Guadalupe Paz & the TJ Opera Scene

For more than 15 years now, I’ve followed the way Tijuana has developed an opera scene that is one of the artistic jewels of Mexico.

One of the scene’s great products, Guadalupe Paz, a mezzosoprano, performs in Tijuana at the CECUT theater, not far from the border, on May 16.

The emergence of opera in Tijuana was a story I included in my second book, Antonio’s Gun and Delfino’s Dream.

It’s a bizarre tale involving the importing of an entire Russian orchestra after the end of the Cold War, and fans who acted like guerrilla warriors, fighting in DIY style to establish a beachhead for their music amid the techno, disco and ranchero.
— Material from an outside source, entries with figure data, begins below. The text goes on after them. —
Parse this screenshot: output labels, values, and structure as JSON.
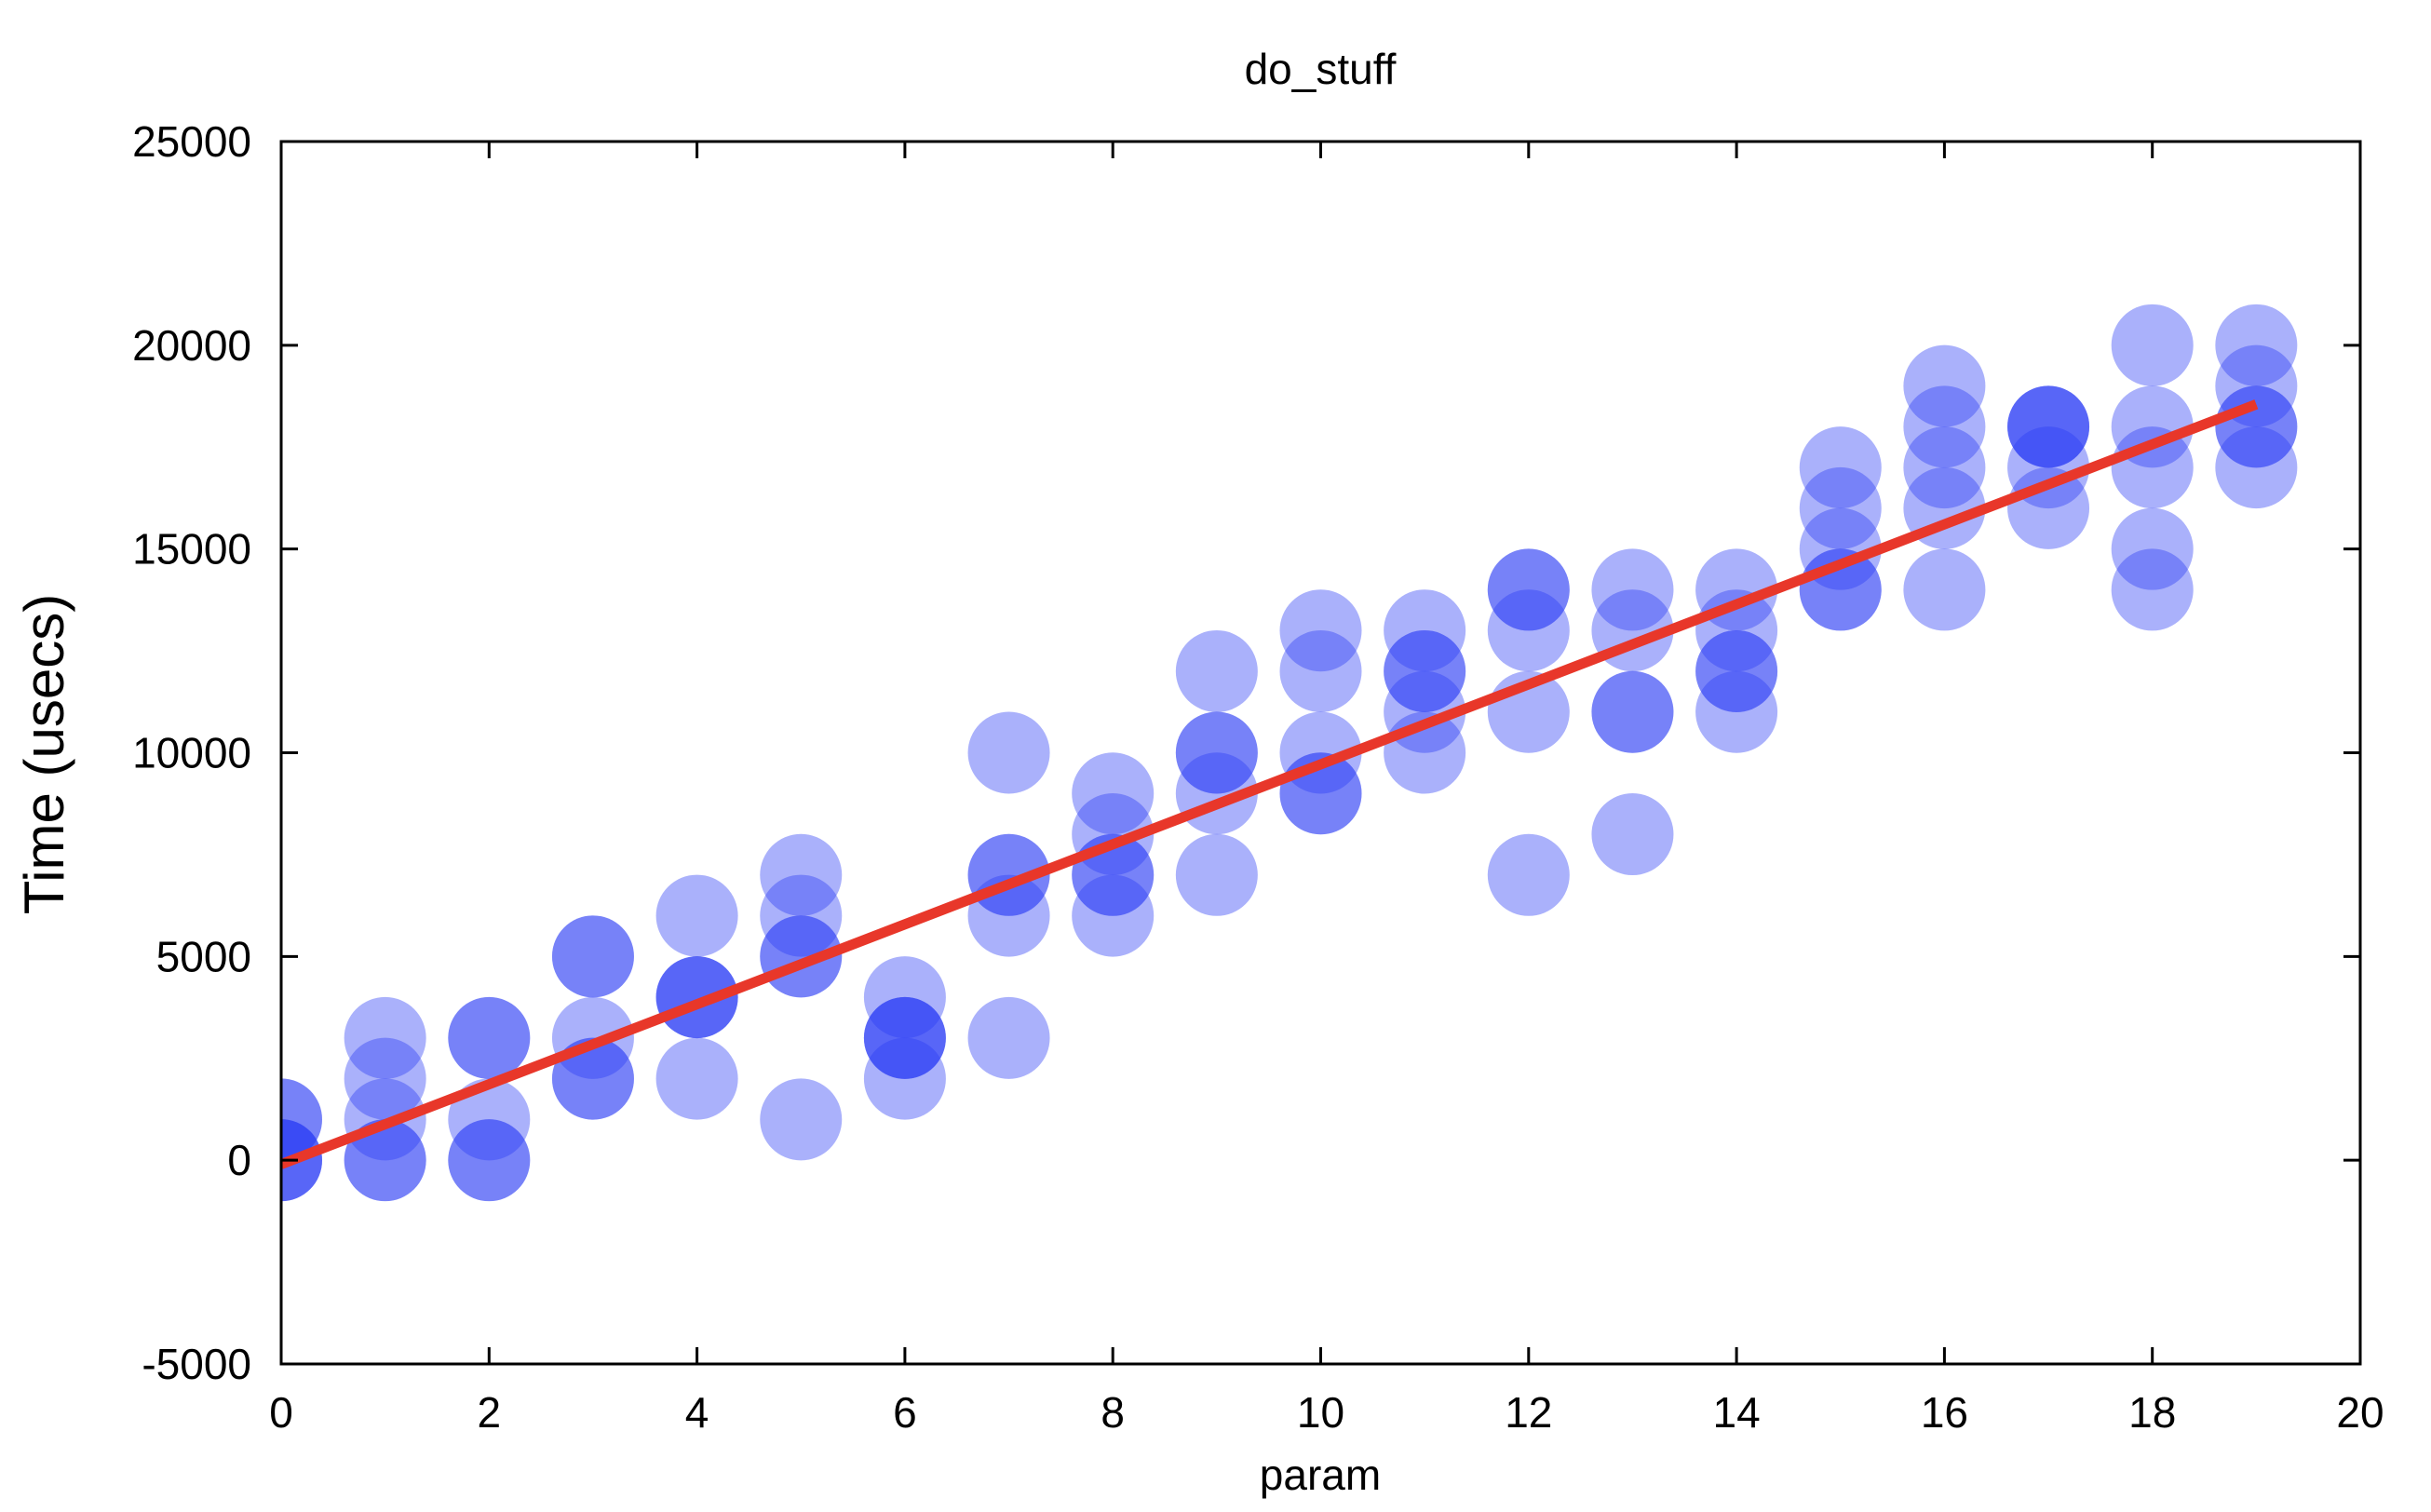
{
  "chart_data": {
    "type": "scatter",
    "title": "do_stuff",
    "xlabel": "param",
    "ylabel": "Time (usecs)",
    "xlim": [
      0,
      20
    ],
    "ylim": [
      -5000,
      25000
    ],
    "x_ticks": [
      0,
      2,
      4,
      6,
      8,
      10,
      12,
      14,
      16,
      18,
      20
    ],
    "y_ticks": [
      -5000,
      0,
      5000,
      10000,
      15000,
      20000,
      25000
    ],
    "x_tick_labels": [
      "0",
      "2",
      "4",
      "6",
      "8",
      "10",
      "12",
      "14",
      "16",
      "18",
      "20"
    ],
    "y_tick_labels": [
      "-5000",
      "0",
      "5000",
      "10000",
      "15000",
      "20000",
      "25000"
    ],
    "grid": false,
    "legend": "none",
    "series": [
      {
        "kind": "scatter",
        "color": "#2a3cf5",
        "opacity": 0.4,
        "points": [
          [
            0,
            0
          ],
          [
            0,
            0
          ],
          [
            0,
            0
          ],
          [
            0,
            1000
          ],
          [
            0,
            1000
          ],
          [
            1,
            0
          ],
          [
            1,
            0
          ],
          [
            1,
            1000
          ],
          [
            1,
            2000
          ],
          [
            1,
            3000
          ],
          [
            2,
            0
          ],
          [
            2,
            0
          ],
          [
            2,
            1000
          ],
          [
            2,
            3000
          ],
          [
            2,
            3000
          ],
          [
            3,
            2000
          ],
          [
            3,
            2000
          ],
          [
            3,
            3000
          ],
          [
            3,
            5000
          ],
          [
            3,
            5000
          ],
          [
            4,
            2000
          ],
          [
            4,
            4000
          ],
          [
            4,
            4000
          ],
          [
            4,
            4000
          ],
          [
            4,
            6000
          ],
          [
            5,
            1000
          ],
          [
            5,
            5000
          ],
          [
            5,
            5000
          ],
          [
            5,
            6000
          ],
          [
            5,
            7000
          ],
          [
            6,
            2000
          ],
          [
            6,
            3000
          ],
          [
            6,
            3000
          ],
          [
            6,
            3000
          ],
          [
            6,
            4000
          ],
          [
            7,
            3000
          ],
          [
            7,
            6000
          ],
          [
            7,
            7000
          ],
          [
            7,
            7000
          ],
          [
            7,
            10000
          ],
          [
            8,
            6000
          ],
          [
            8,
            7000
          ],
          [
            8,
            7000
          ],
          [
            8,
            8000
          ],
          [
            8,
            9000
          ],
          [
            9,
            7000
          ],
          [
            9,
            9000
          ],
          [
            9,
            10000
          ],
          [
            9,
            10000
          ],
          [
            9,
            12000
          ],
          [
            10,
            9000
          ],
          [
            10,
            9000
          ],
          [
            10,
            10000
          ],
          [
            10,
            12000
          ],
          [
            10,
            13000
          ],
          [
            11,
            10000
          ],
          [
            11,
            11000
          ],
          [
            11,
            12000
          ],
          [
            11,
            12000
          ],
          [
            11,
            13000
          ],
          [
            12,
            7000
          ],
          [
            12,
            11000
          ],
          [
            12,
            13000
          ],
          [
            12,
            14000
          ],
          [
            12,
            14000
          ],
          [
            13,
            8000
          ],
          [
            13,
            11000
          ],
          [
            13,
            11000
          ],
          [
            13,
            13000
          ],
          [
            13,
            14000
          ],
          [
            14,
            11000
          ],
          [
            14,
            12000
          ],
          [
            14,
            12000
          ],
          [
            14,
            13000
          ],
          [
            14,
            14000
          ],
          [
            15,
            14000
          ],
          [
            15,
            14000
          ],
          [
            15,
            15000
          ],
          [
            15,
            16000
          ],
          [
            15,
            17000
          ],
          [
            16,
            14000
          ],
          [
            16,
            16000
          ],
          [
            16,
            17000
          ],
          [
            16,
            18000
          ],
          [
            16,
            19000
          ],
          [
            17,
            16000
          ],
          [
            17,
            17000
          ],
          [
            17,
            18000
          ],
          [
            17,
            18000
          ],
          [
            17,
            18000
          ],
          [
            18,
            14000
          ],
          [
            18,
            15000
          ],
          [
            18,
            17000
          ],
          [
            18,
            18000
          ],
          [
            18,
            20000
          ],
          [
            19,
            17000
          ],
          [
            19,
            18000
          ],
          [
            19,
            18000
          ],
          [
            19,
            19000
          ],
          [
            19,
            20000
          ]
        ]
      },
      {
        "kind": "line",
        "color": "#e8372a",
        "x": [
          0,
          19
        ],
        "y": [
          -100,
          18550
        ]
      }
    ]
  }
}
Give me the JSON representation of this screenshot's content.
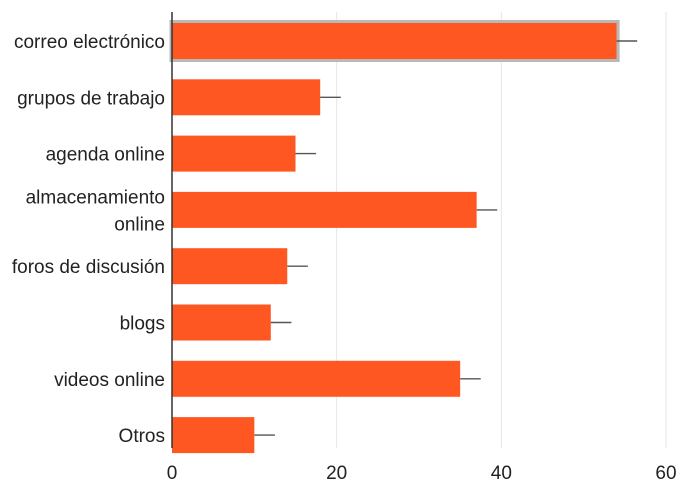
{
  "chart_data": {
    "type": "bar",
    "orientation": "horizontal",
    "categories": [
      "correo electrónico",
      "grupos de trabajo",
      "agenda online",
      "almacenamiento online",
      "foros de discusión",
      "blogs",
      "videos online",
      "Otros"
    ],
    "category_label_lines": [
      [
        "correo electrónico"
      ],
      [
        "grupos de trabajo"
      ],
      [
        "agenda online"
      ],
      [
        "almacenamiento",
        "online"
      ],
      [
        "foros de discusión"
      ],
      [
        "blogs"
      ],
      [
        "videos online"
      ],
      [
        "Otros"
      ]
    ],
    "values": [
      54,
      18,
      15,
      37,
      14,
      12,
      35,
      10
    ],
    "error_upper": [
      56.5,
      20.5,
      17.5,
      39.5,
      16.5,
      14.5,
      37.5,
      12.5
    ],
    "highlighted_category": "correo electrónico",
    "xlim": [
      0,
      60
    ],
    "x_ticks": [
      0,
      20,
      40,
      60
    ],
    "x_tick_labels": [
      "0",
      "20",
      "40",
      "60"
    ],
    "grid": true,
    "bar_color": "#ff5722",
    "title": "",
    "xlabel": "",
    "ylabel": ""
  }
}
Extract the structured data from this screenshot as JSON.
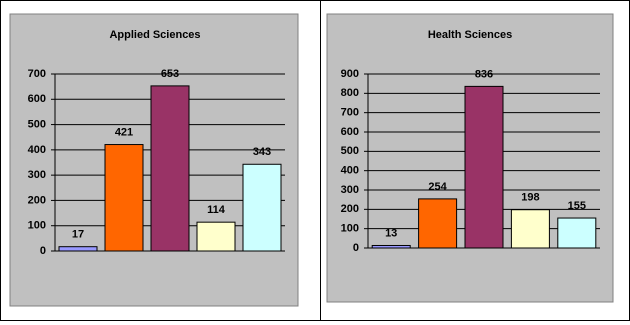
{
  "chart_data": [
    {
      "type": "bar",
      "title": "Applied Sciences",
      "categories": [
        null,
        null,
        null,
        null,
        null
      ],
      "values": [
        17,
        421,
        653,
        114,
        343
      ],
      "colors": [
        "#9999ff",
        "#ff6600",
        "#993366",
        "#ffffcc",
        "#ccffff"
      ],
      "ylim": [
        0,
        700
      ],
      "yticks": [
        0,
        100,
        200,
        300,
        400,
        500,
        600,
        700
      ],
      "grid": true
    },
    {
      "type": "bar",
      "title": "Health Sciences",
      "categories": [
        null,
        null,
        null,
        null,
        null
      ],
      "values": [
        13,
        254,
        836,
        198,
        155
      ],
      "colors": [
        "#9999ff",
        "#ff6600",
        "#993366",
        "#ffffcc",
        "#ccffff"
      ],
      "ylim": [
        0,
        900
      ],
      "yticks": [
        0,
        100,
        200,
        300,
        400,
        500,
        600,
        700,
        800,
        900
      ],
      "grid": true
    }
  ]
}
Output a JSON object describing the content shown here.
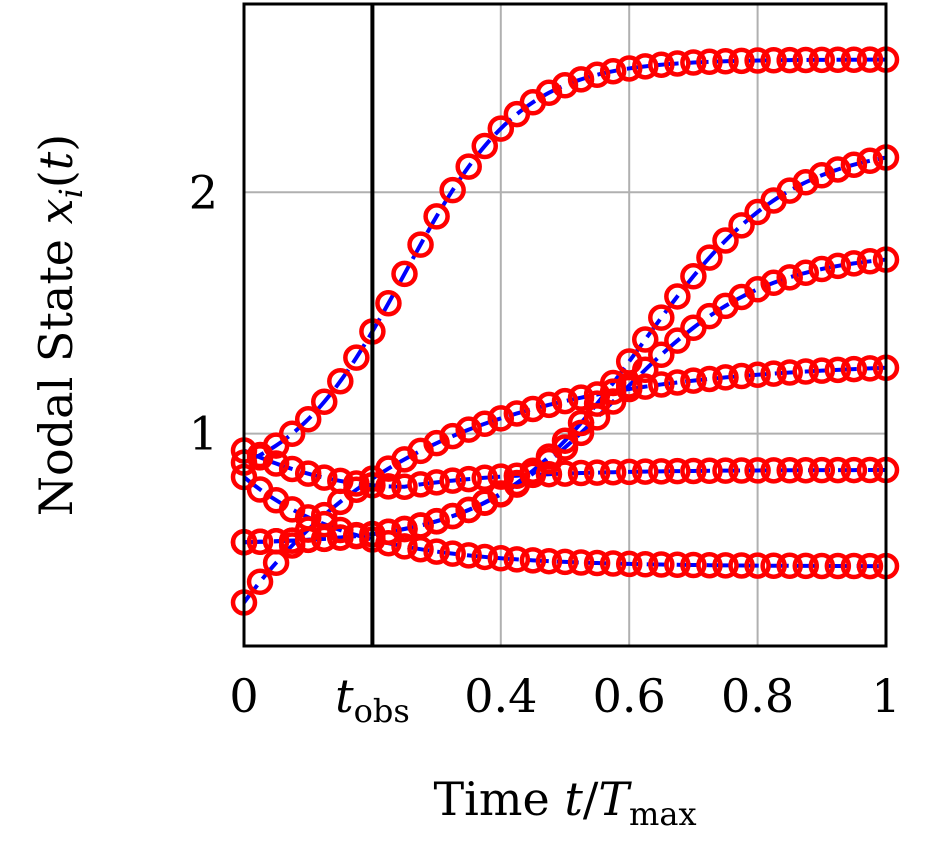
{
  "chart_data": {
    "type": "line",
    "xlabel": "Time t/T_max",
    "xlabel_parts": {
      "prefix": "Time ",
      "var": "t",
      "slash": "/",
      "T": "T",
      "sub": "max"
    },
    "ylabel": "Nodal State x_i(t)",
    "ylabel_parts": {
      "prefix": "Nodal State ",
      "var": "x",
      "sub": "i",
      "paren_open": "(",
      "t": "t",
      "paren_close": ")"
    },
    "xlim": [
      0,
      1
    ],
    "ylim": [
      0.12,
      2.78
    ],
    "grid": true,
    "x_ticks": [
      {
        "value": 0,
        "label": "0"
      },
      {
        "value": 0.2,
        "label": "t",
        "sub": "obs"
      },
      {
        "value": 0.4,
        "label": "0.4"
      },
      {
        "value": 0.6,
        "label": "0.6"
      },
      {
        "value": 0.8,
        "label": "0.8"
      },
      {
        "value": 1.0,
        "label": "1"
      }
    ],
    "y_ticks": [
      {
        "value": 1,
        "label": "1"
      },
      {
        "value": 2,
        "label": "2"
      }
    ],
    "t_obs": 0.2,
    "line_color": "#0000ff",
    "marker_color": "#ff0000",
    "series": [
      {
        "x0": 0.88,
        "xinf": 2.55,
        "k": 5.0,
        "shape": "sig",
        "mid": 0.25
      },
      {
        "x0": 0.55,
        "xinf": 2.2,
        "k": 4.0,
        "shape": "sig",
        "mid": 0.62
      },
      {
        "x0": 0.55,
        "xinf": 1.75,
        "k": 4.0,
        "shape": "sig",
        "mid": 0.58
      },
      {
        "x0": 0.3,
        "xinf": 1.3,
        "k": 3.6,
        "shape": "exp"
      },
      {
        "x0": 0.93,
        "xinf": 0.85,
        "k": 6.0,
        "shape": "dip",
        "min": 0.78,
        "tmin": 0.25
      },
      {
        "x0": 0.82,
        "xinf": 0.45,
        "k": 6.0,
        "shape": "exp"
      }
    ]
  }
}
It also involves Mercedes Quinonez, who had tried all her life to find classical voice instruction in Tijuana, only to find it too late, when she was 51. A poignant tale that I’ll never forget. (See photo below.)

Today, opera and classical music are part of the town. Growing from it all, there are today youth orchestras in some of the toughest barrios in Tijuana. (Listen to a radio story I did for LA’s radio station KCRW.)

Opera in Tijuana struck me as completely out of place with the city’s fame and reputation as a town of sin and late-night drunkenness.

But I took opera as a sign of how the town was evolving, with a middle class, an optimism, and an energy — the three of which were hard to find in combination in cities in other parts of Mexico.

That’s why I’ve spent so much time paying attention to it.

Many years ago I also did a report for NPR with my Mexico City colleague Franc Contreras about the phenomenon in Tijuana, which you can listen to here.

There’s also an annual Opera Street Festival in July that is a fantastic event, taking place 150 yards from the border wall, in Colonia Libertad, a place known more for its immigrant smugglers and the artisans who make Tijuana’s plaster Mickey Mouse statues.